Para el marcaje N-terminal, coloque la etiqueta fluorescente después del codón de inicio endógeno. Para el marcado C-terminal, coloque la etiqueta fluorescente antes del codón de parada natural. Asegúrese de conservar un solo codón de inicio para evitar posibles problemas de traducción.
Utilice el enfoque alternativo de clonación basado en enzimas de restricción para insertar la secuencia de sgRNA en el plásmido U6 Bbs1-chiRNA. Después de crear el plásmido sgRNA, transforme el plásmido en DH5-Alpha Escherichia coli según las instrucciones del fabricante. Verifique los clones resultantes a través de la secuenciación Sanger, utilizando cebadores de secuenciación estándar T3 o T7.
Para crear el plásmido donante, utilice ADN bicatenario con la secuencia deseada e intégrelo en el sitio de clonación múltiple negativo del plásmido Bluesript 2SK. Secuenciar el plásmido donante para asegurarse de que las secuencias de sgRNA o PAM se modifiquen correctamente y que no haya SNP presentes en el plásmido. A continuación, tome moscas Cas9 inyectadas con el ARNg construido y plásmidos donantes.
Anestesiar las moscas con dióxido de carbono y separar las moscas macho de las hembras vírgenes. Para establecer cruces de moscas, empareje cada macho G zero con al menos dos hembras vírgenes FM7L en viales individuales estrechos de alimento CT. Coloque los viales cruzados en una incubadora ventilada mantenida a 25 grados centígrados y 60% de humedad hasta que las moscas F1 se cierren.
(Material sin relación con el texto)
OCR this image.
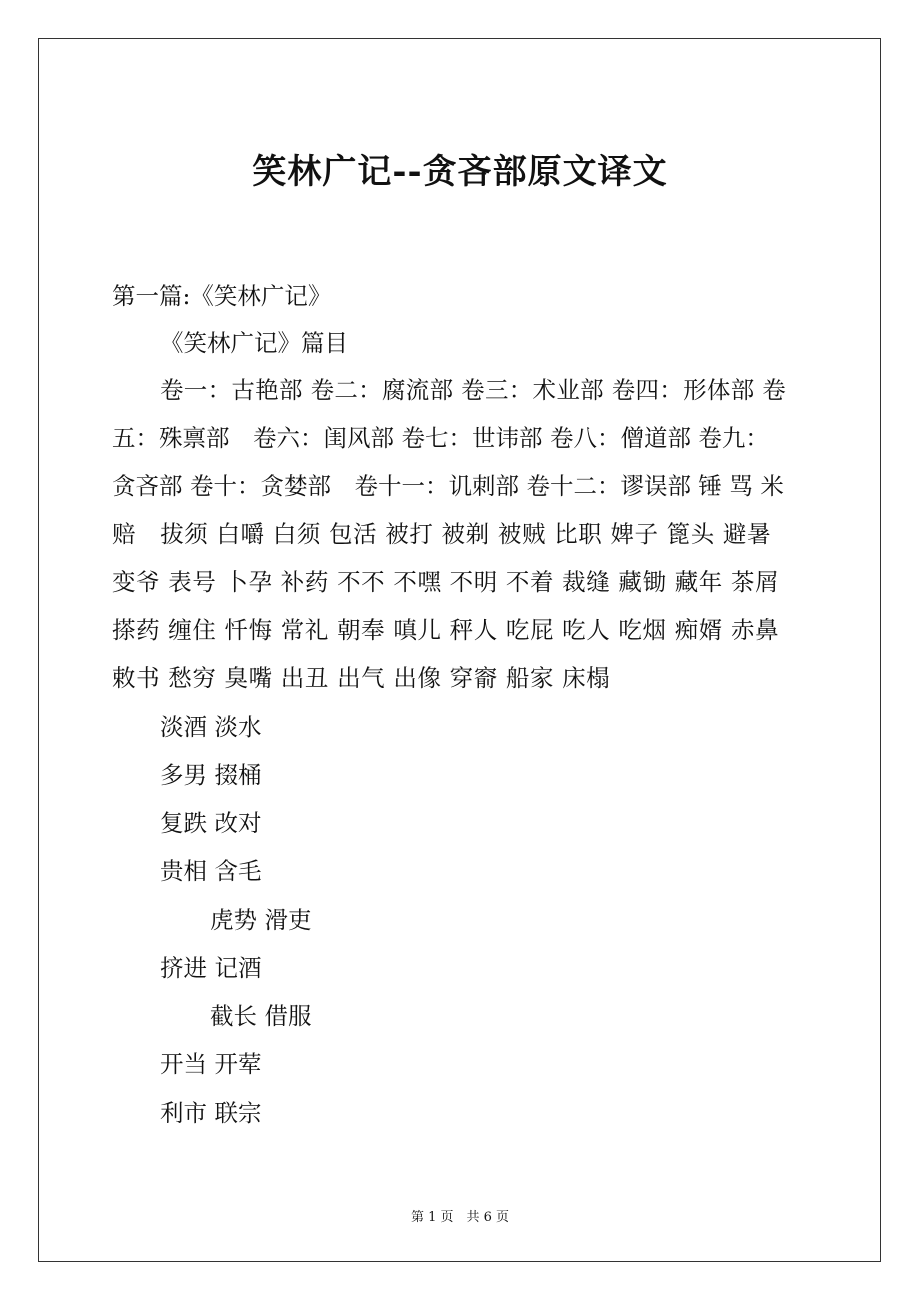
笑林广记--贪吝部原文译文
第一篇:《笑林广记》
《笑林广记》篇目
卷一：古艳部 卷二：腐流部 卷三：术业部 卷四：形体部 卷
五：殊禀部　卷六：闺风部 卷七：世讳部 卷八：僧道部 卷九：
贪吝部 卷十：贪婪部　卷十一：讥刺部 卷十二：谬误部 锤 骂 米
赔　拔须 白嚼 白须 包活 被打 被剃 被贼 比职 婢子 篦头 避暑
变爷 表号 卜孕 补药 不不 不嘿 不明 不着 裁缝 藏锄 藏年 茶屑
搽药 缠住 忏悔 常礼 朝奉 嗔儿 秤人 吃屁 吃人 吃烟 痴婿 赤鼻
敕书 愁穷 臭嘴 出丑 出气 出像 穿窬 船家 床榻
淡酒 淡水
多男 掇桶
复跌 改对
贵相 含毛
虎势 滑吏
挤进 记酒
截长 借服
开当 开荤
利市 联宗
第 1 页　共 6 页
A continuación, anestesia y recoge al menos 10 crías femeninas vírgenes de cruces de machos y hembras G zero. Asegúrese de que cada mosca F1 esté etiquetada con los detalles de su parentesco y almacenada por separado. Para detectar la PCR en las moscas, diseñe cebadores con una temperatura de fusión de alrededor de 55 grados centígrados que abarquen el sitio de edición del gen diana.
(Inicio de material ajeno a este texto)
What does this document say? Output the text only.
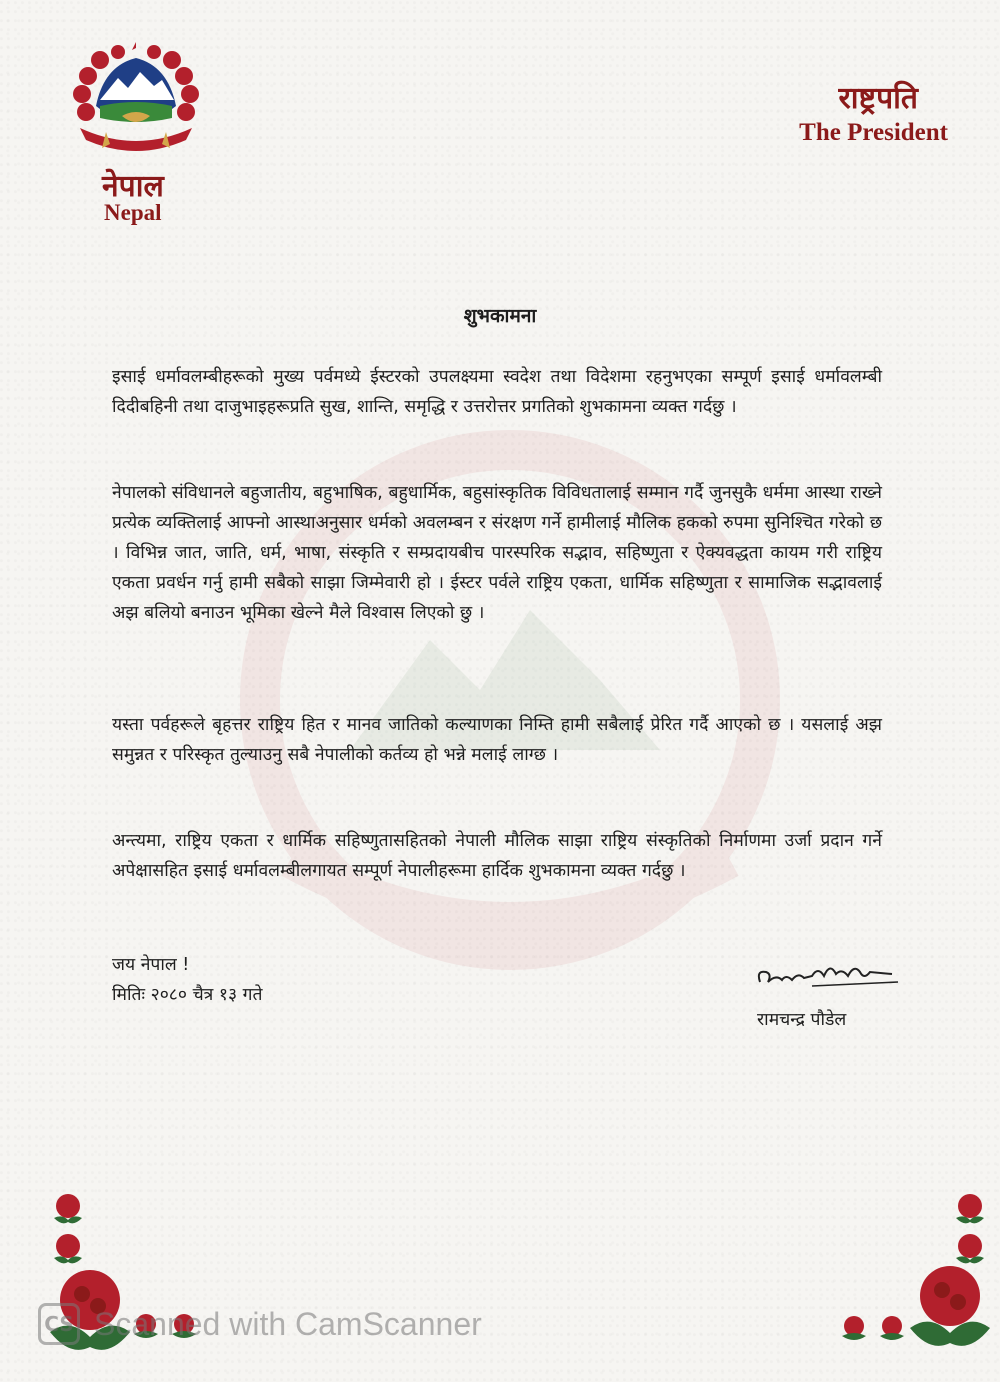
नेपाल
Nepal
राष्ट्रपति
The President
शुभकामना

इसाई धर्मावलम्बीहरूको मुख्य पर्वमध्ये ईस्टरको उपलक्ष्यमा स्वदेश तथा विदेशमा रहनुभएका सम्पूर्ण इसाई धर्मावलम्बी दिदीबहिनी तथा दाजुभाइहरूप्रति सुख, शान्ति, समृद्धि र उत्तरोत्तर प्रगतिको शुभकामना व्यक्त गर्दछु ।

नेपालको संविधानले बहुजातीय, बहुभाषिक, बहुधार्मिक, बहुसांस्कृतिक विविधतालाई सम्मान गर्दै जुनसुकै धर्ममा आस्था राख्ने प्रत्येक व्यक्तिलाई आफ्नो आस्थाअनुसार धर्मको अवलम्बन र संरक्षण गर्ने हामीलाई मौलिक हकको रुपमा सुनिश्चित गरेको छ । विभिन्न जात, जाति, धर्म, भाषा, संस्कृति र सम्प्रदायबीच पारस्परिक सद्भाव, सहिष्णुता र ऐक्यवद्धता कायम गरी राष्ट्रिय एकता प्रवर्धन गर्नु हामी सबैको साझा जिम्मेवारी हो । ईस्टर पर्वले राष्ट्रिय एकता, धार्मिक सहिष्णुता र सामाजिक सद्भावलाई अझ बलियो बनाउन भूमिका खेल्ने मैले विश्वास लिएको छु ।

यस्ता पर्वहरूले बृहत्तर राष्ट्रिय हित र मानव जातिको कल्याणका निम्ति हामी सबैलाई प्रेरित गर्दै आएको छ । यसलाई अझ समुन्नत र परिस्कृत तुल्याउनु सबै नेपालीको कर्तव्य हो भन्ने मलाई लाग्छ ।

अन्त्यमा, राष्ट्रिय एकता र धार्मिक सहिष्णुतासहितको नेपाली मौलिक साझा राष्ट्रिय संस्कृतिको निर्माणमा उर्जा प्रदान गर्ने अपेक्षासहित इसाई धर्मावलम्बीलगायत सम्पूर्ण नेपालीहरूमा हार्दिक शुभकामना व्यक्त गर्दछु ।

जय नेपाल !
मितिः २०८० चैत्र १३ गते
रामचन्द्र पौडेल
CS Scanned with CamScanner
Prepare un tampón de lisis para cada muestra de mosca y dispense 10 microlitros en cada pocillo de una placa de PCR de 96 pocillos. Mantenga el tampón a una temperatura fría durante el proceso de disección de la pierna. A continuación, prepare tubos capilares de vidrio, llenando un extremo con comida de agar sacarosa.
Coloque estos tubos en una placa de pocillos de 96 pocillos de profundidad, conocida como el hotel de moscas. Para la disección de las piernas, coloque la almohadilla de anestesia de dióxido de carbono bajo un microscopio estereoscópico. Anestesiar una mosca candidata y cortarle una de sus patas medias.
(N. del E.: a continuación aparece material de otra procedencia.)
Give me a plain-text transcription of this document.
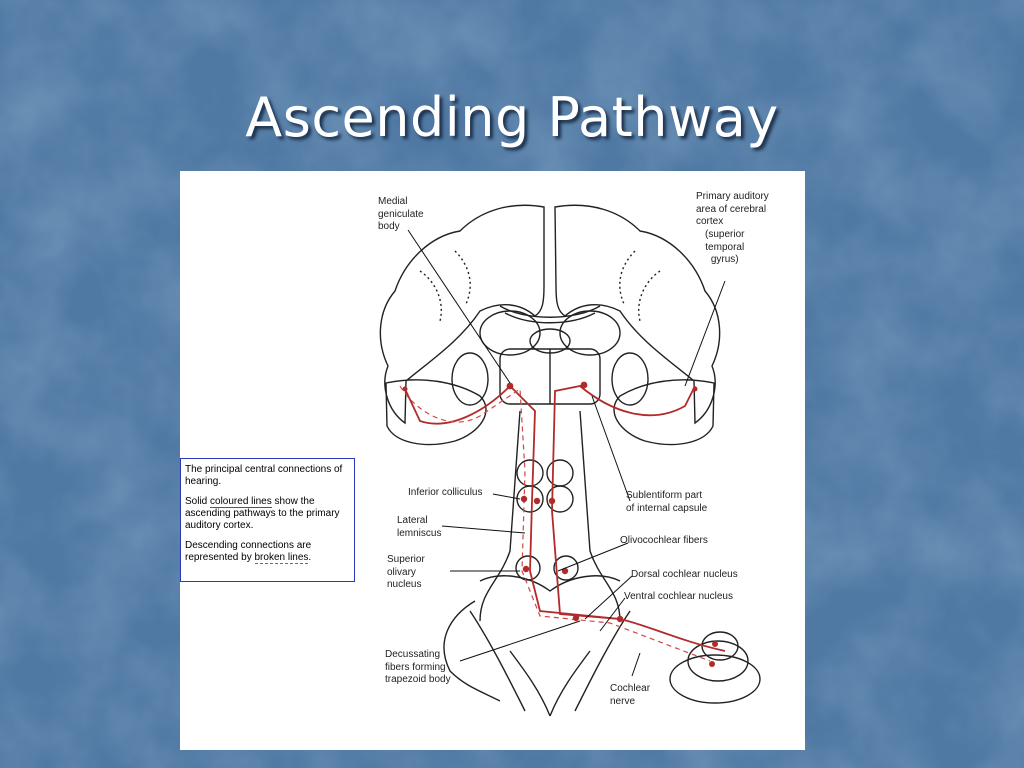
Ascending Pathway
Medial
geniculate
body
Primary auditory
area of cerebral
cortex
(superior
temporal
gyrus)
Inferior colliculus
Lateral
lemniscus
Superior
olivary
nucleus
Decussating
fibers forming
trapezoid body
Sublentiform part
of internal capsule
Olivocochlear fibers
Dorsal cochlear nucleus
Ventral cochlear nucleus
Cochlear
nerve

The principal central connections of hearing.

Solid coloured lines show the ascending pathways to the primary auditory cortex.

Descending connections are represented by broken lines.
Después de eso, sumerja la pierna en el tampón de lisis. Sostén el ala de la mosca con un par de pinzas de metal fino. Mueva la mosca al hotel de mosca y selle el tubo con hilo inmediatamente.
Aloje el hotel de moscas en una incubadora ventilada mantenida a 25 grados centígrados y 60% de humedad. Sumerja las patas cortadas en la solución tampón de lisis en un termociclador. Organice la reacción de PCR según las instrucciones del fabricante, utilizando 1,5 microlitros del lisado de patas de mosca como fuente de ADN.
Someter los productos de PCR a electroforesis en gel de agarosa e interpretar los resultados en función del tamaño de la banda. En función de los resultados del gel, seleccione las moscas positivas del hotel de moscas y crúcelas individualmente con moscas de equilibrio para producir la generación F2. Utilice material homocigótico para la secuenciación Sanger del sitio de edición para garantizar la precisión.
Cruza las líneas de mosca validadas con moscas de tipo salvaje para eliminar las mutaciones de fondo. Realice pruebas de detección en cada generación mediante el protocolo de PCR de una sola pierna. Las imágenes de microscopio confocal de cerebros adultos de Drosophila mostraron proteínas del período organizadas en focos nucleares discretos a lo largo de la noche y las primeras horas de la mañana.
En general, este protocolo es sólido si sus cebadores de PCR de genotipado son específicos.